Corps de l’article

Agréable à lire et traitant de manière directe de ce qui va mal dans la fonction publique, Les fonctionnaires a des qualités manifestes pour être un succès parmi les parutions de l’année relatives aux questions politiques et de société au Québec. Son apport est sans conteste de décrire de manière claire la fonction publique. Son approche est pratique, orientée vers l’action. Ceux qui le liront avec la préoccupation d’en tirer des enseignements pour leur carrière et pour développer leurs habiletés en matière de « micro-politique » apprécieront, par exemple, une présentation de l’information sous la forme de listes de questions à se poser dans différentes situations professionnelles. Pour ceux qui s’intéressent à l’étude de la fonction publique, ce livre soulève de nombreuses hypothèses de recherche.
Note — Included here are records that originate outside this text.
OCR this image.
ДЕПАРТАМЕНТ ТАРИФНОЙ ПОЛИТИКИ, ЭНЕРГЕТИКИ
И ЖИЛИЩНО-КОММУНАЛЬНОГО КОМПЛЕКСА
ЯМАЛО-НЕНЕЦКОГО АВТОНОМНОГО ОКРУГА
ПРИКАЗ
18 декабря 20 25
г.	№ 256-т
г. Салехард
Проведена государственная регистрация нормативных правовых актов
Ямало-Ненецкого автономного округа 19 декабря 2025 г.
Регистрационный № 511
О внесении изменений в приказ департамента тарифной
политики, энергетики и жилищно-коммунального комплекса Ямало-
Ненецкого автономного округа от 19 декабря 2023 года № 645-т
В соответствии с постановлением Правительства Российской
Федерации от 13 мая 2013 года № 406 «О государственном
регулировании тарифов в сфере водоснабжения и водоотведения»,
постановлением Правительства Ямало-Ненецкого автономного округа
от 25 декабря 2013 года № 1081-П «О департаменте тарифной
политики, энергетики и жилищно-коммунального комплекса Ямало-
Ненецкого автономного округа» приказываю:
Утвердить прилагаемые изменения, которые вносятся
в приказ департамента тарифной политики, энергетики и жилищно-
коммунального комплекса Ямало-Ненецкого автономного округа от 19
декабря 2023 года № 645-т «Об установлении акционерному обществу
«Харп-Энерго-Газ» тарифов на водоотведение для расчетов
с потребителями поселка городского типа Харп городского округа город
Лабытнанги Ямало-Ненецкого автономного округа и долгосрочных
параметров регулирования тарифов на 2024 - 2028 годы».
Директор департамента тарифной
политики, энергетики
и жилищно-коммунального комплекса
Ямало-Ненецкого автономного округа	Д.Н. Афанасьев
L’auteur, par son franc parler et par les nuances qu’il apporte parfois dans son propos, ouvre de multiples pistes de réflexion sur, entre autres, les relations entre le politique et l’administratif, sur l’éthique des fonctionnaires et sur la raison d’être de certaines pratiques administratives. Cet apport est non négligeable étant donné les contraintes propres à l’observation de la fonction publique. En effet, dans le domaine d’étude qu’on nomme « l’administration publique », le dicton que Jean Laliberté, ancien haut fonctionnaire du gouvernement du Québec et du gouvernement fédéral, rappelle en introduction : « ceux qui savent ne parlent pas et ceux qui parlent ne savent pas » est particulièrement bien fondé. L’analyse des processus, des interventions et des pratiques administratifs rencontre diverses difficultés dues notamment à l’existence d’un double discours véhiculé par les acteurs politico-administratifs. En conséquence, le contenu des documents officiels (les rapports annuels de gestion et autres plans stratégiques) doit continûment être mis en perspective par l’apport d’entrevues semi-dirigées et d’échanges plus informels avec les acteurs politico-administratifs. Ces échanges sont souvent rendus possibles en garantissant l’anonymat, ce qui contrevient en partie à l’exigence scientifique de la reproductibilité des analyses.

Dans ce contexte, cet ouvrage constitue un recueil structuré des divers témoignages qu’un chercheur en administration publique peut informellement recevoir, des témoignages qui le guident dans sa démarche sans toutefois qu’il soit en mesure de les utiliser comme des matériaux scientifiquement valables. Jean Laliberté le reconnaît lui-même, il ne se préoccupe nullement des exigences de la science. Le lecteur ainsi ne trouvera aucune référence dans ce livre. Seules la crédibilité de l’auteur et sa capacité à présenter les éléments les plus significatifs pour rendre compte du fonctionnement de la fonction publique lui permettent d’énoncer les observations contenues dans Les fonctionnaires.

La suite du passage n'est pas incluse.